1. Does smiling increase leniency? Are different types of smiles differentially effective? Subjects in this experiment judged cases of possible academic misconduct. They read descriptions of an alleged infraction while viewing a picture of the accused person. The severity (leniency) of the penalty/punishment was the dependent variable. Actors used the Ekman facial expression system to generate faces with neutral (no smile) expressions, contempt smiles, miserable smiles, and real smiles. Each subject was tested with all four types of expression. The data can be loaded with the following commands:
options(contrasts=c("contr.sum","contr.poly"))
load(url("http://pnb.mcmaster.ca/bennett/psy710/datasets/smile-2023.rda") )
sapply(smile.df,class)
##     smile  leniency    subjID 
##  "factor" "numeric"  "factor"
sapply(smile.wide,class)
##   neutral  contempt miserable      real 
## "numeric" "numeric" "numeric" "numeric"
class(smile.mat)
## [1] "matrix" "array"

The command loads the long-format data frame smile.df, the wide-format data frame smile.wide, and the wide-format matrix smile.mat.

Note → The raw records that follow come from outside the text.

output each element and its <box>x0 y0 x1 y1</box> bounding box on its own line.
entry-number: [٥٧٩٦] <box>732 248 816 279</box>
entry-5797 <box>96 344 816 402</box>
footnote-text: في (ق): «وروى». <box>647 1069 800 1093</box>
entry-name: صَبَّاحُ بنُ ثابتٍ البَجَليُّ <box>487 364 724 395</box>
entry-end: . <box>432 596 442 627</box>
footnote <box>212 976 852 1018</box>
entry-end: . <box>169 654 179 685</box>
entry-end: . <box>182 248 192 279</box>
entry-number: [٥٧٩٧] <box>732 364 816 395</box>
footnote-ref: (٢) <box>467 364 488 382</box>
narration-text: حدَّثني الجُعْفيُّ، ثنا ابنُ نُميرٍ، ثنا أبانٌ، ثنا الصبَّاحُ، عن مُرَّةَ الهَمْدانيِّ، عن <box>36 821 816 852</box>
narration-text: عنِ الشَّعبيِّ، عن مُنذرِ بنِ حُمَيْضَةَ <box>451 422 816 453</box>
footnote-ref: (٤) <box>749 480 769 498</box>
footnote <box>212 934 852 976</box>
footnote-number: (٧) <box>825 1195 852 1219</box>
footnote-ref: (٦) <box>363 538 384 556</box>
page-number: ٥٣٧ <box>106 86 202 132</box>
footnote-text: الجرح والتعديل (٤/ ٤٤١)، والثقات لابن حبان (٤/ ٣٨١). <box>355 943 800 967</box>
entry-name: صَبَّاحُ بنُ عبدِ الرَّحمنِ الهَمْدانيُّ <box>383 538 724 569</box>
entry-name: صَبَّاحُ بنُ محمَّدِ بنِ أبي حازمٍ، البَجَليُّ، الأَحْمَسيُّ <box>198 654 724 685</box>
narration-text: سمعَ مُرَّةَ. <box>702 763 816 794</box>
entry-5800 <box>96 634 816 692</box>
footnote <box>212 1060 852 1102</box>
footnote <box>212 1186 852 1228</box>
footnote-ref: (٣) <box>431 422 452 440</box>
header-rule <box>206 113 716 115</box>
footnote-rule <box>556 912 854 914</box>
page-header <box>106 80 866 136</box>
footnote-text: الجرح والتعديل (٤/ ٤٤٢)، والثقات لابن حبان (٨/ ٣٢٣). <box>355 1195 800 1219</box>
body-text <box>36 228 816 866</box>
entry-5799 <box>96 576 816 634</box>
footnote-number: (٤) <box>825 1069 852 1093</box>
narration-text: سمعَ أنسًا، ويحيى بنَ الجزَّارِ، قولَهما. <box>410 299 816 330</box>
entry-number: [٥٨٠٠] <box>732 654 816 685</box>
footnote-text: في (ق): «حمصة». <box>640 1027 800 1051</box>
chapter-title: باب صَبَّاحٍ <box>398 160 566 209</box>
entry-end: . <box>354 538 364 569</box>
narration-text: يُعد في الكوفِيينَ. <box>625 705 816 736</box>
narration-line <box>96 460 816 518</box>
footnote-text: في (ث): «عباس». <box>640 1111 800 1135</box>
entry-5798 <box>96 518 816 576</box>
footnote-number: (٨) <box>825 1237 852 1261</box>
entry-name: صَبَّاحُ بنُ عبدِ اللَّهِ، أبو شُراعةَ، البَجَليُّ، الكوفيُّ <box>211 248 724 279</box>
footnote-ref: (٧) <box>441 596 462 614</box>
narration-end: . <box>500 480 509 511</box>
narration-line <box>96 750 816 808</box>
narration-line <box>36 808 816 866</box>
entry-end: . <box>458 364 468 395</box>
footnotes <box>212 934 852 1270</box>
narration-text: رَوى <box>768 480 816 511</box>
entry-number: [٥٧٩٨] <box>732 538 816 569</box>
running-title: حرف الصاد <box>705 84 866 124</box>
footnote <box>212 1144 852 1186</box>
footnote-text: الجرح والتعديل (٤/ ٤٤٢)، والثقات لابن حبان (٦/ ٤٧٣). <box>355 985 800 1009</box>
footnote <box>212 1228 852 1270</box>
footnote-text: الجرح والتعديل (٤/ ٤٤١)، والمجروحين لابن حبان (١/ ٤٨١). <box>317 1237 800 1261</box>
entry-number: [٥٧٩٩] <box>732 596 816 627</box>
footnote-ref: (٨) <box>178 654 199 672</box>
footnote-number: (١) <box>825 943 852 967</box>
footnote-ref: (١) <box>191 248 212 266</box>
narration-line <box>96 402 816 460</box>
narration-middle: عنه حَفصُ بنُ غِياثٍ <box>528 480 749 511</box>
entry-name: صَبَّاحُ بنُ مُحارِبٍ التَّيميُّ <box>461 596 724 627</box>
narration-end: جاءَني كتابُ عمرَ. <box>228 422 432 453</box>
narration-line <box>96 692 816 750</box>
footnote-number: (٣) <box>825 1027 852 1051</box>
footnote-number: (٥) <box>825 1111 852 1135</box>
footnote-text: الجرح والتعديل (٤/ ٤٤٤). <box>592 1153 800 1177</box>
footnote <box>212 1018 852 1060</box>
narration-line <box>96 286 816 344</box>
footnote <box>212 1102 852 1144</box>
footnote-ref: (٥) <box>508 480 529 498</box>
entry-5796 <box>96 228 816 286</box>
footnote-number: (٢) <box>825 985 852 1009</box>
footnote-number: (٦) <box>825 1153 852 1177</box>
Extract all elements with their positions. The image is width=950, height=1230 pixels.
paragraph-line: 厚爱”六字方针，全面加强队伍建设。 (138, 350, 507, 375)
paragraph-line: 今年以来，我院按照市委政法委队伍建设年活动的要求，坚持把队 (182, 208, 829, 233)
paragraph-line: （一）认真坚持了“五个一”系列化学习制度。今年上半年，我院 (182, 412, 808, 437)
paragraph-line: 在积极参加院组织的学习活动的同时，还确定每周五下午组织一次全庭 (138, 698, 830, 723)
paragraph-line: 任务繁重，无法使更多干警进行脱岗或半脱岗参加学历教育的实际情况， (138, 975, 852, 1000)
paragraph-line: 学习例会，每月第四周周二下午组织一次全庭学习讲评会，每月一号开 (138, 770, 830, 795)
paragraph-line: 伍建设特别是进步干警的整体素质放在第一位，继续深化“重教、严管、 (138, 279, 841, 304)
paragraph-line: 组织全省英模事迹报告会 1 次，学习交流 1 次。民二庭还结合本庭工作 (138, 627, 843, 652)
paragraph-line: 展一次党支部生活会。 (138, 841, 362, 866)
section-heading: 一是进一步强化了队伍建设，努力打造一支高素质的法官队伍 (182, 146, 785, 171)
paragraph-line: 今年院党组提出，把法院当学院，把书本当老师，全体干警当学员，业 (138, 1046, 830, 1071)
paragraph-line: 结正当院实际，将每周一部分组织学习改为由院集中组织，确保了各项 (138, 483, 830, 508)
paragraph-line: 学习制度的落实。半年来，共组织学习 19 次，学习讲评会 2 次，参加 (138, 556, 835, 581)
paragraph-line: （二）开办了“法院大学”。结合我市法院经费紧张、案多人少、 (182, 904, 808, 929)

  1. Use a within-subject ANOVA to evaluate the statistical significance of the fixed effect of smile. Adjust the \(p\) value with the Geisser-Greenhouse or Huynh-Feldt adjustment to correct for deviations from sphericity.

  2. Use the lmer command in the lmerTest package to evaluate the effect of smile with a mixed model. Evaluate the effect with an \(F\) test that assumes sphericity and with a chi-square test that does not assume sphereicity.

  3. Use the lme command in the nlme package to evaluate the effect of smile with two mixed models: one that assumes the variance-covariance matrix of the residuals is compound symmetric (i.e., the correlations between conditions is constant), and another that assumes the variance-covariance matrix is symmetric (i.e., the correlations between conditions are allowed to differ). Do you prefer one model over the other? Why or why not?

  4. Calculate the ANOVA estimates of the variance component and intra-class correlation for subjID.

  5. Use a linear contrast to evaluate the null hypothesis that leniency in the real smile condition did not differ from average leniency in the other three conditions.